Tripathi R K, Strunk K M, Giebel L B, Weleber R G, Spritz R A
Department of Medical Genetics, University of Wisconsin, Madison.
Am J Med Genet. 1992 Jul 15;43(5):865-71. doi: 10.1002/ajmg.1320430523.
Type I (tyrosinase-deficient) oculocutaneous albinism (OCA) results from mutations of the gene encoding tyrosinase, the enzyme that catalyzes the first 2 steps of melanin pigment biosynthesis. In type IA (tyrosinase-negative) OCA tyrosinase enzymatic activity is completely absent, and in type IB ("yellow") OCA tyrosinase activity is greatly reduced. Here, we describe 11 novel mutations of the tyrosinase gene in Caucasian patients with these 2 forms of type I OCA. Type I OCA in Caucasians appears to result from a great variety of different uncommon alleles. More than 80% of the known missense substitutions associated with type I OCA cluster within 2 relatively small regions of the tyrosinase polypeptide, suggesting that these may correspond to functionally important sites within the enzyme.

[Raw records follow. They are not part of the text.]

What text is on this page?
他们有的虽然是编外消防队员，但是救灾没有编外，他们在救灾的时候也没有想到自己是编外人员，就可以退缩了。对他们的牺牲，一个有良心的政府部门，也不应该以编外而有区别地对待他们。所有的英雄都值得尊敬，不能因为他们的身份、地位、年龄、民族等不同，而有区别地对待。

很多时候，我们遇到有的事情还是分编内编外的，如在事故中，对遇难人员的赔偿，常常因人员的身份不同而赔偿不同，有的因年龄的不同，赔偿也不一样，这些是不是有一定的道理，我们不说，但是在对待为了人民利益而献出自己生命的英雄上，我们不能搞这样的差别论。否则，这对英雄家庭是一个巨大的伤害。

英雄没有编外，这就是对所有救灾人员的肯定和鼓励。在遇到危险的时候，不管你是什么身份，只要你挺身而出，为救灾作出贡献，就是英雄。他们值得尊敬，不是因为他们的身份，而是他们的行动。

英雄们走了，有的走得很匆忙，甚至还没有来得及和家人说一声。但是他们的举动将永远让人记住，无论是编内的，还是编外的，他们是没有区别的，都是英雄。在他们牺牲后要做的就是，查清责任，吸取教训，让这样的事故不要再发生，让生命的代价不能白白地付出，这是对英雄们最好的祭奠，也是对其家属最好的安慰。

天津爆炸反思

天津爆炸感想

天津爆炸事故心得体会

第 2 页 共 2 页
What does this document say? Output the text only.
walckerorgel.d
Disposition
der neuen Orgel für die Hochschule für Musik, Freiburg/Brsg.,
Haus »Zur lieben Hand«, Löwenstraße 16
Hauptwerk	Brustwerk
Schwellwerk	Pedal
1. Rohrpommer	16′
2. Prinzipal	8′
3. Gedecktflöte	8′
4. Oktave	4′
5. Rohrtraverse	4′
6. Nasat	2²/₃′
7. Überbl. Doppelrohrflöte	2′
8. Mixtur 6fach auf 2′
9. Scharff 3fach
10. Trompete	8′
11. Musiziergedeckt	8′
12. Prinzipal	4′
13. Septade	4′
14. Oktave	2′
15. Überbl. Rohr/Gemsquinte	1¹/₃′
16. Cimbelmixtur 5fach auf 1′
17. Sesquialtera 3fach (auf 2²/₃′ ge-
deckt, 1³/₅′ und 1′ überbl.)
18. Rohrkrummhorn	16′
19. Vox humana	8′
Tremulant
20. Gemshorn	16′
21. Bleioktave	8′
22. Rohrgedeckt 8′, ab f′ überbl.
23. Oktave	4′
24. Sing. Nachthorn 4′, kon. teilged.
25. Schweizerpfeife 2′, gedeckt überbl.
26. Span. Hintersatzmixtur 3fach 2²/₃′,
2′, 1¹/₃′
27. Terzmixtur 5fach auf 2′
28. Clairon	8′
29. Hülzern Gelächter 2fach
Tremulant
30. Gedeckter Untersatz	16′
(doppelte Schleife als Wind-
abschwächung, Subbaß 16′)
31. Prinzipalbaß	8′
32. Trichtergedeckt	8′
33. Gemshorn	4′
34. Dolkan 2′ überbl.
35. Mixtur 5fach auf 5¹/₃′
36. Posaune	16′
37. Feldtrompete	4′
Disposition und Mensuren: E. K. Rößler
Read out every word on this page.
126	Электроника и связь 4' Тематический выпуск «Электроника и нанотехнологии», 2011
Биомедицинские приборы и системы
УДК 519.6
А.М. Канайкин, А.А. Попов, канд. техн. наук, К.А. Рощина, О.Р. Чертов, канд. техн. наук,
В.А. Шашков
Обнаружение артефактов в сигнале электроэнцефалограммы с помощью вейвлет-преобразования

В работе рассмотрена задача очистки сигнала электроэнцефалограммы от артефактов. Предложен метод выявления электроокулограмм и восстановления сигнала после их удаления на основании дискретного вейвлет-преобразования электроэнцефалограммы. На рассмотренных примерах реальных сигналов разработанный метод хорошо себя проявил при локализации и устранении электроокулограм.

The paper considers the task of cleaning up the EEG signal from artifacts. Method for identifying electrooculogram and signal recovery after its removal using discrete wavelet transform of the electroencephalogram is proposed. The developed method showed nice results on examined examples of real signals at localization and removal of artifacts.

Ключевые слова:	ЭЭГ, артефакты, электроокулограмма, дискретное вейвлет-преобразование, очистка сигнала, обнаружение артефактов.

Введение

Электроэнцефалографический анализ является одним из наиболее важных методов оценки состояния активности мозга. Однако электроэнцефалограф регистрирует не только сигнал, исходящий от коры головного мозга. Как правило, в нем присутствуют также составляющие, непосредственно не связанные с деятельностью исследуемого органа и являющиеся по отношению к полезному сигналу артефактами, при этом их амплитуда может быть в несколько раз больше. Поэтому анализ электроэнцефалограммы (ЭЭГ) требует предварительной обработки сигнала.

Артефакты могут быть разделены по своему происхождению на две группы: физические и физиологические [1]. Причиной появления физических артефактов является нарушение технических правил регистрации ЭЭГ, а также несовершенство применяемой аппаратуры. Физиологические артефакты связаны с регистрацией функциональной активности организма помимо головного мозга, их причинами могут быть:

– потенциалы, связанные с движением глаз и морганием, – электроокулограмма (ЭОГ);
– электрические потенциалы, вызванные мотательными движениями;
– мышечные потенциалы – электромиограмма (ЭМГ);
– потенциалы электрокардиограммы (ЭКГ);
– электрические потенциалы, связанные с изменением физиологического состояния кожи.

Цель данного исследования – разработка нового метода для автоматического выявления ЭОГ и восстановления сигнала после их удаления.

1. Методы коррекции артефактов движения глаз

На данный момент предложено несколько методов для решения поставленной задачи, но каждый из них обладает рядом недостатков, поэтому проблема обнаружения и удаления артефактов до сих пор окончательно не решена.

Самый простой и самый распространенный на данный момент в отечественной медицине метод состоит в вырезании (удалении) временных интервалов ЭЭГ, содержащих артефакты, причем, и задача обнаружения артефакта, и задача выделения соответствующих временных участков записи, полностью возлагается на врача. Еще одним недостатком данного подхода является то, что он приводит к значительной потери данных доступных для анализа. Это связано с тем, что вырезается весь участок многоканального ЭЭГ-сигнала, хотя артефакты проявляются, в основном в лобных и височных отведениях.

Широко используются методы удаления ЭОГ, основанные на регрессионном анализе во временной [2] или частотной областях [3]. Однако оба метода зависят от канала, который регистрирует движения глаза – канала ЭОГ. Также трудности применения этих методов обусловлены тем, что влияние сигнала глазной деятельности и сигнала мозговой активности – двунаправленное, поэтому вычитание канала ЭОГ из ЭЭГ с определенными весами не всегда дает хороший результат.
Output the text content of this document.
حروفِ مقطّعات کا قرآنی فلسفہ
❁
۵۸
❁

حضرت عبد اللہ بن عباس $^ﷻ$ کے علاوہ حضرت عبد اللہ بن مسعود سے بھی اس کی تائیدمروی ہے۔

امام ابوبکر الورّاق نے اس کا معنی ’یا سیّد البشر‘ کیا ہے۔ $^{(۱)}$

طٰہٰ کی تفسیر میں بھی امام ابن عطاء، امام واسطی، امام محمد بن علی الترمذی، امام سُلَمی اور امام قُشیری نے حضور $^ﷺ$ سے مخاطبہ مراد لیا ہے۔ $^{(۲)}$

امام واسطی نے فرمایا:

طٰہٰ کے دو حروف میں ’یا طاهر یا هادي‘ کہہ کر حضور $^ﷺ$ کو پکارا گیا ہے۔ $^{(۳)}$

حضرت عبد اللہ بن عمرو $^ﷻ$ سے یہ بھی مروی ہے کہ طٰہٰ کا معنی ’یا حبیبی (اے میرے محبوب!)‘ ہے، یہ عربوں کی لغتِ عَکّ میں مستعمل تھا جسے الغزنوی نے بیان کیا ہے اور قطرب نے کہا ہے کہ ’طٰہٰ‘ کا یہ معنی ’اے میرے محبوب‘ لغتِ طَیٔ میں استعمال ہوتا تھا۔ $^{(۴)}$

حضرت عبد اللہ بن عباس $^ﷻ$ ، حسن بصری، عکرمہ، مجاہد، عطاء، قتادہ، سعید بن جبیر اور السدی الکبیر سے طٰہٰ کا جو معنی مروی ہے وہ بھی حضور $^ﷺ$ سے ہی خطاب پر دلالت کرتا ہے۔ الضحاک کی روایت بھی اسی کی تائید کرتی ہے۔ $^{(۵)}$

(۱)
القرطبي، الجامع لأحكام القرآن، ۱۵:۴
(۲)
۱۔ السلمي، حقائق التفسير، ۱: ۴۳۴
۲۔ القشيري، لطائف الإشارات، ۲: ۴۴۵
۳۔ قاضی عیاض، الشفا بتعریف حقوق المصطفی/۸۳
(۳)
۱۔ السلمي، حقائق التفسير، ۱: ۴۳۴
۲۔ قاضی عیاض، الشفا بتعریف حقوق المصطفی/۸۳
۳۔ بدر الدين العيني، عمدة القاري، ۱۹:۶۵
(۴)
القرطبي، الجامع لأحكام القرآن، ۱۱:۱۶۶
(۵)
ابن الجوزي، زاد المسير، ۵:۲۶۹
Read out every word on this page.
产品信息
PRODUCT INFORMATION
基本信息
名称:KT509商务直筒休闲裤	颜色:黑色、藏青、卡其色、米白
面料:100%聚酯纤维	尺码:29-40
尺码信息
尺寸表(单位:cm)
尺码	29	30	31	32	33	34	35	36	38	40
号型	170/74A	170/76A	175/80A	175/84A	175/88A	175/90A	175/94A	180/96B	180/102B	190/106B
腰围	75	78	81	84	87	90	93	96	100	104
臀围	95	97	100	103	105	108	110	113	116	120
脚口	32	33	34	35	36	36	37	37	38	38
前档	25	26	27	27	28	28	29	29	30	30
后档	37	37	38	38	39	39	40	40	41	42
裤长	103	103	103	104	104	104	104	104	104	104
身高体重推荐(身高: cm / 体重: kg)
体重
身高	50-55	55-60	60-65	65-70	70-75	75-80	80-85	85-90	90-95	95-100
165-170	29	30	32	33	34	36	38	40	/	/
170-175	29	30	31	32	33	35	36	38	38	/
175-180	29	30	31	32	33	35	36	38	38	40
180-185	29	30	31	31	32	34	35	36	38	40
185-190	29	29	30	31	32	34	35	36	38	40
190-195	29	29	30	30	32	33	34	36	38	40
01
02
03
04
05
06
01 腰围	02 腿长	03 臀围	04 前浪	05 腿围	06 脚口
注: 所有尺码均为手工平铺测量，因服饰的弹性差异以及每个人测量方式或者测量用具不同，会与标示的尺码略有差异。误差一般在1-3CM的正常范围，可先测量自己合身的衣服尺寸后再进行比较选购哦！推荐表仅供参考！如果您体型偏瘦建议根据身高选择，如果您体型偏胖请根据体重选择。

I型(酪氨酸酶缺乏型)眼皮肤白化病(OCA)是由编码酪氨酸酶的基因突变引起的,酪氨酸酶是催化黑色素生物合成前两步的酶。在IA型(酪氨酸酶阴性)OCA中,酪氨酸酶的酶活性完全缺失,而在IB型(“黄色”)OCA中,酪氨酸酶活性大大降低。在此,我们描述了11例患有这两种I型OCA的白种人患者酪氨酸酶基因的新突变。白种人中的I型OCA似乎是由多种不同的罕见等位基因引起的。与I型OCA相关的已知错义替代中,超过80%聚集在酪氨酸酶多肽的两个相对较小的区域内,这表明这些区域可能对应于该酶内功能重要的位点。